Here are some images from the day I spent shooting interiors of my room in Reykjavik (see post from one month ago today). I remember feeling a calm descend as I focused and worked, holed up in my tiny space. I am thinking now about some of the questions I was asking myself then. I consider the last month since then.
I look at these images and I can remember that near-cozy feeling, of reality suspended, even for a moment...
I am here alone in my kitchen now, a month later. A cool sunny Saturday in September, with my coffee and toast. I am trying to paint a cozy picture for myself - it sounds nice, doesn't it? In reality, I am trying hard to breathe, trying hard to be, trying hard to focus, trying to hard to find my voice under a crushing and endlessly perplexing, unexpected grief. I stretch my hand out through a fog and reach nothing. There is literally no making sense of any of it. And so I need to pull back into myself.
As I write this, and consider this moment, I feel a simultaneous tiny release of pressure followed by the self-consciousness of overexposure. Ah well.
I had a great phone meeting with my advisor Jan Avgikos last Sunday. She looked through my recent work, and I expressed this concern about being too self-revelatory, too overtly emotional in the work. She quelled those fears and encouraged me to just make the images and to see what came of it. To not hold back in this moment.

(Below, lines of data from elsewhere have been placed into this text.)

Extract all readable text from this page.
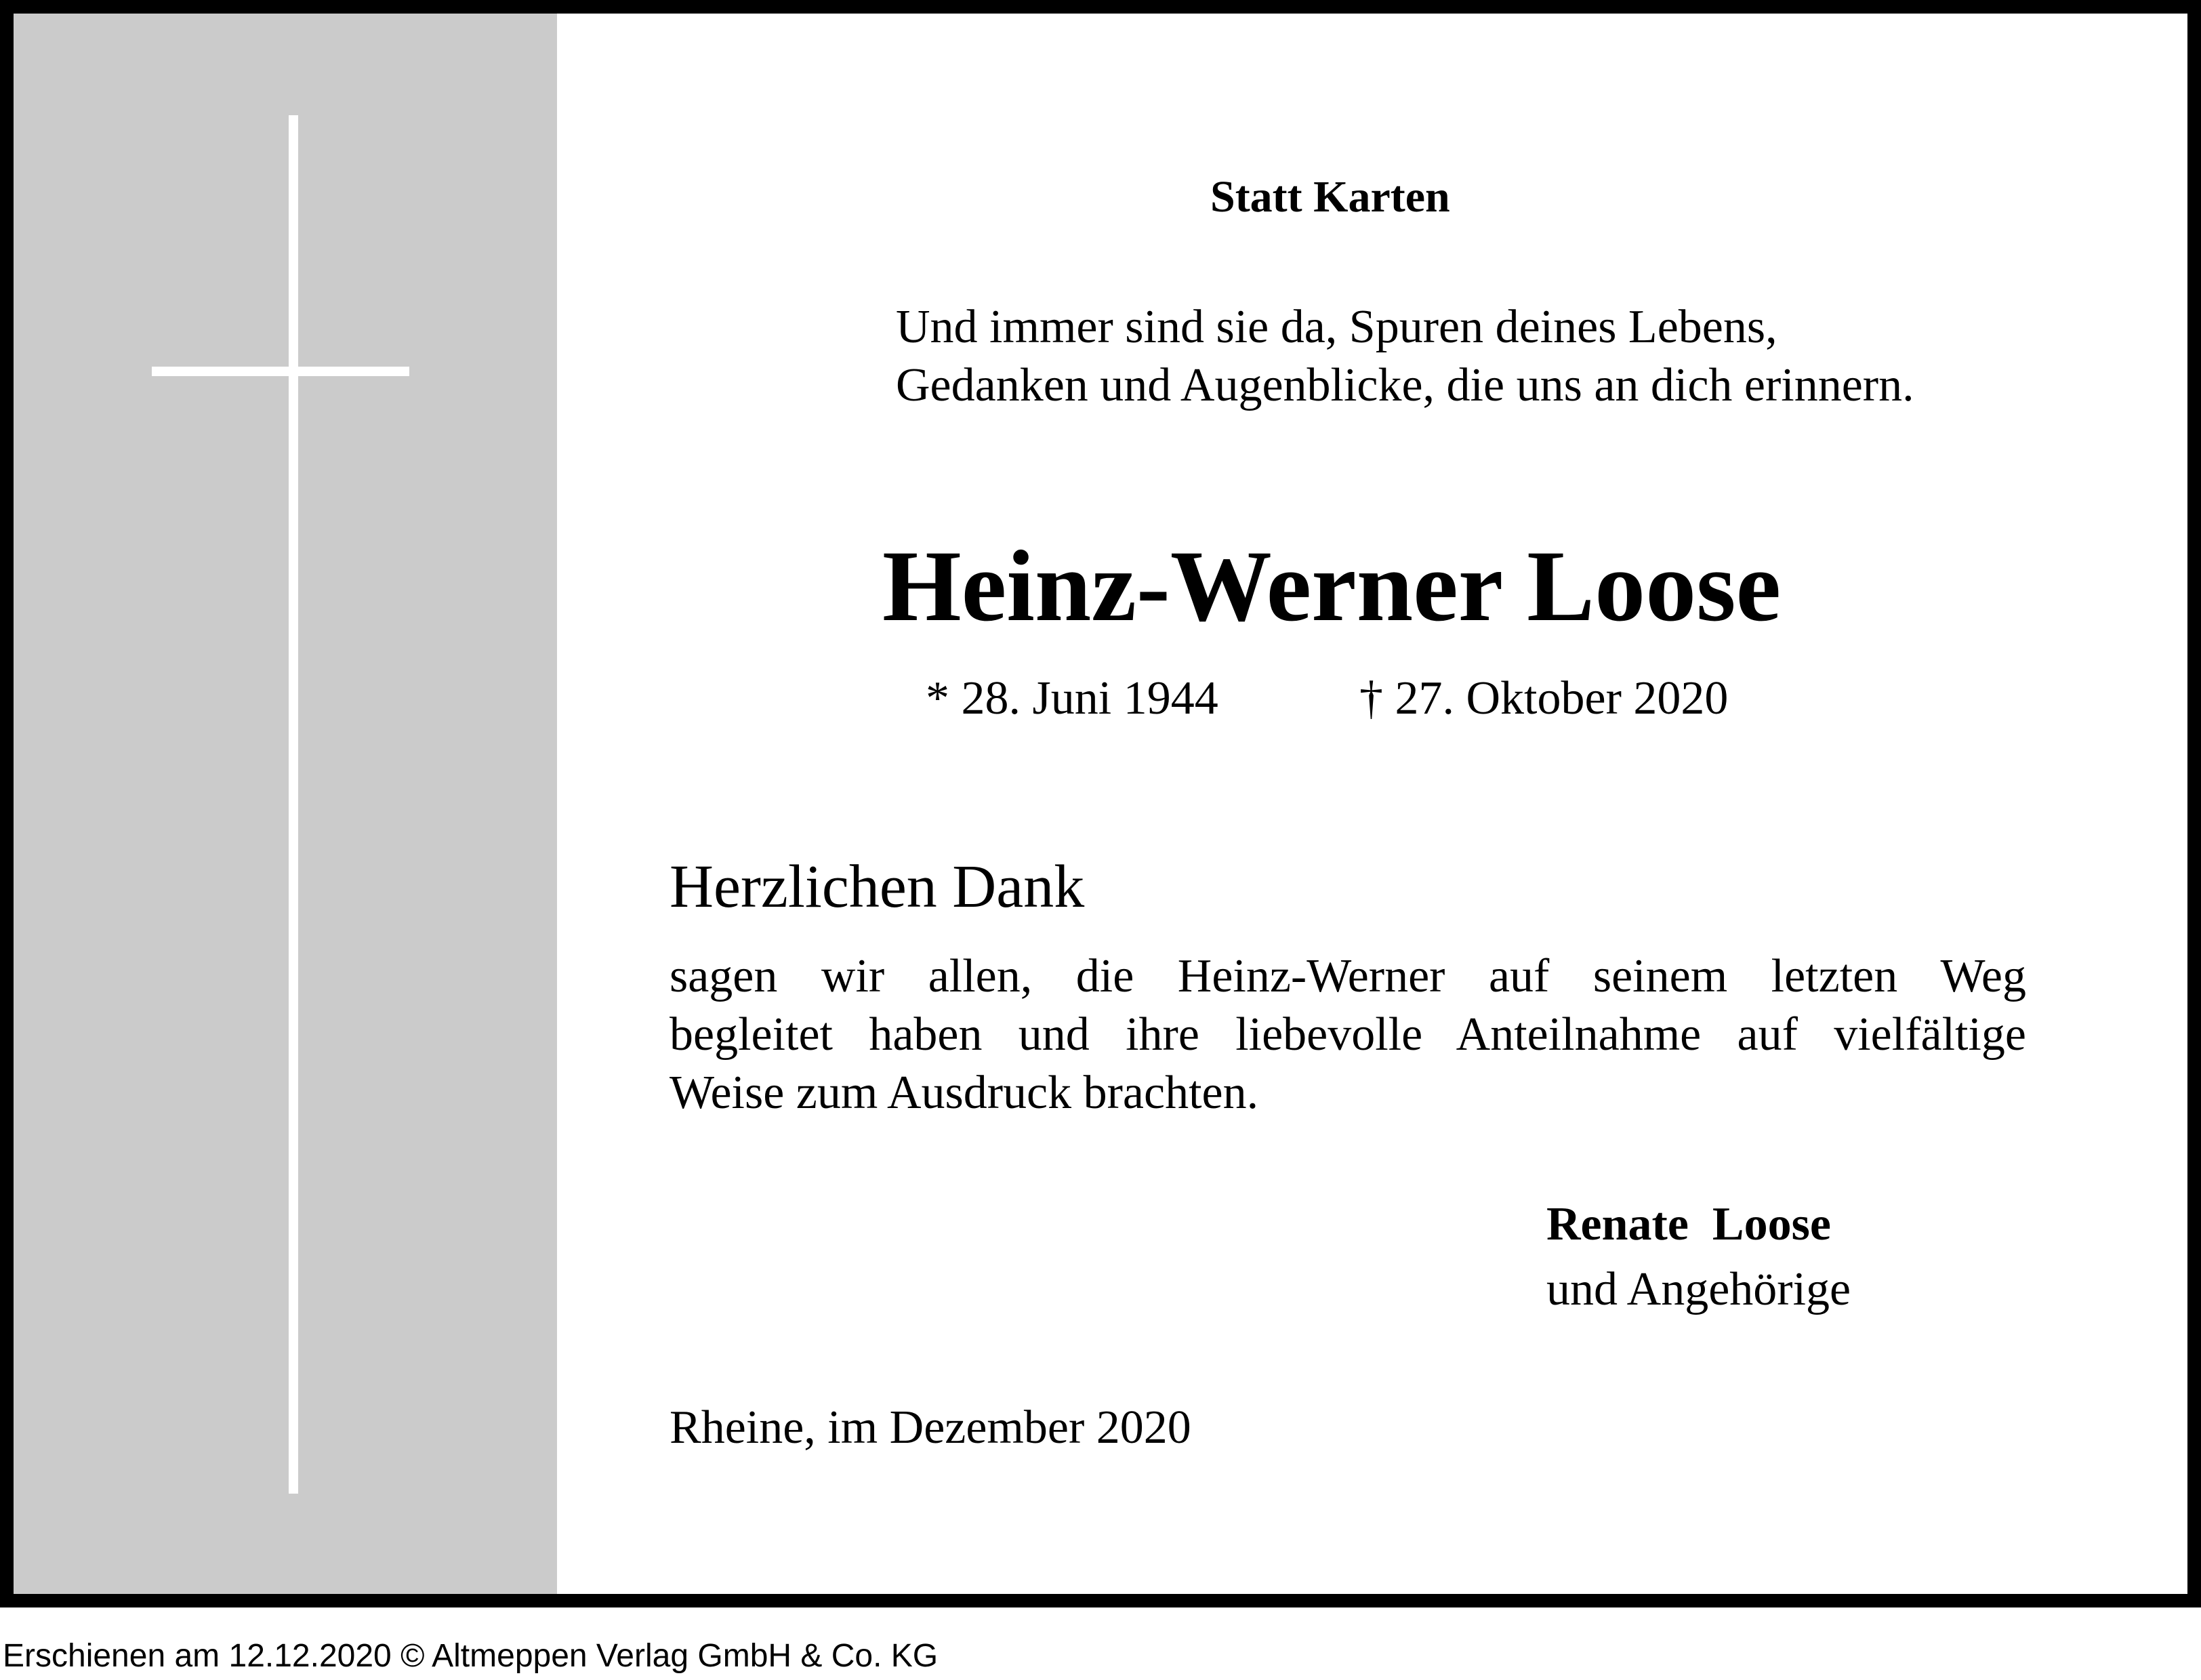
Statt Karten

Und immer sind sie da, Spuren deines Lebens,
Gedanken und Augenblicke, die uns an dich erinnern.

Heinz-Werner Loose

* 28. Juni 1944	† 27. Oktober 2020

Herzlichen Dank

sagen wir allen, die Heinz-Werner auf seinem letzten Weg
begleitet haben und ihre liebevolle Anteilnahme auf vielfältige
Weise zum Ausdruck brachten.

Renate  Loose

und Angehörige

Rheine, im Dezember 2020

Erschienen am 12.12.2020 © Altmeppen Verlag GmbH & Co. KG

I'm currently reading The Poetics of Space by Gaston Bachelard, and I'll leave you with this passage:
"We live fixations, fixations of happiness. We comfort ourselves by reliving memories of protection. Something closed must retain our memories, while leaving them their original value as images. Memories of the outside world will never have the same tonality as those of the home and, by recalling these memories, we add to our store of dreams; we are never real historians, but always near poets, and our emotion is perhaps nothing but an expression of a poetry that was lost."